DOJ sued six states including Pennsylvania to force disclosure of sensitive voter data

On September 25, 2025, the U.S. Department of Justice sued six states — California, Michigan, Minnesota, New York, New Hampshire, and Pennsylvania — demanding they turn over sensitive personal voter data including full names, dates of birth, driver's license numbers, and the last four digits of Social Security numbers. The DOJ invoked the National Voter Registration Act, the Help America Vote Act, and the Civil Rights Act of 1960, claiming the states were violating federal law by refusing to produce unredacted voter registration rolls.

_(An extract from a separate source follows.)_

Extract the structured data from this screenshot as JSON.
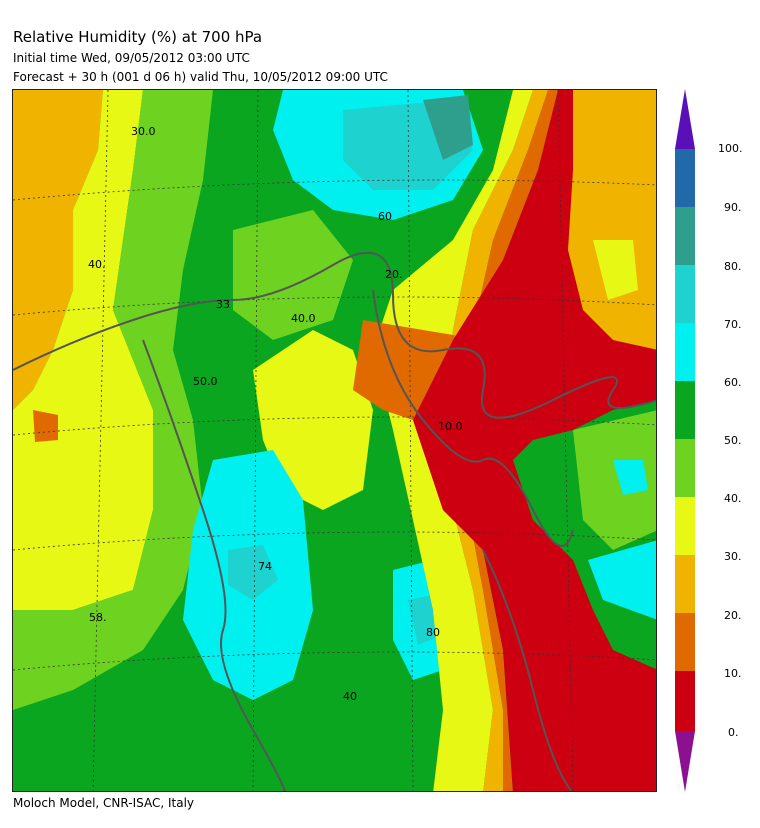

Pennsylvania Secretary of State Al Schmidt, a Republican, characterized the demand as a "concerning attempt" to consolidate federal control over state election administration, emphasizing that "in the United States of America, it's the states who run elections, not the federal government."

Trump signed EO 14248 requiring documentary proof of citizenship on the federal voter registration form

On March 25, 2025, President Trump signed Executive Order 14248, directing the Election Assistance Commission to add documentary proof of U.S. citizenship — including a passport or REAL ID — as a mandatory requirement on the national mail voter registration form. The order also directed DOGE and the Department of Homeland Security to cross-check all state voter rolls against federal immigration databases and instructed the Attorney General to enforce post-Election Day ballot prohibitions. Federal courts subsequently permanently enjoined the citizenship-proof mandate, finding that Trump lacked statutory authority to unilaterally alter the EAC's congressionally established voter registration form.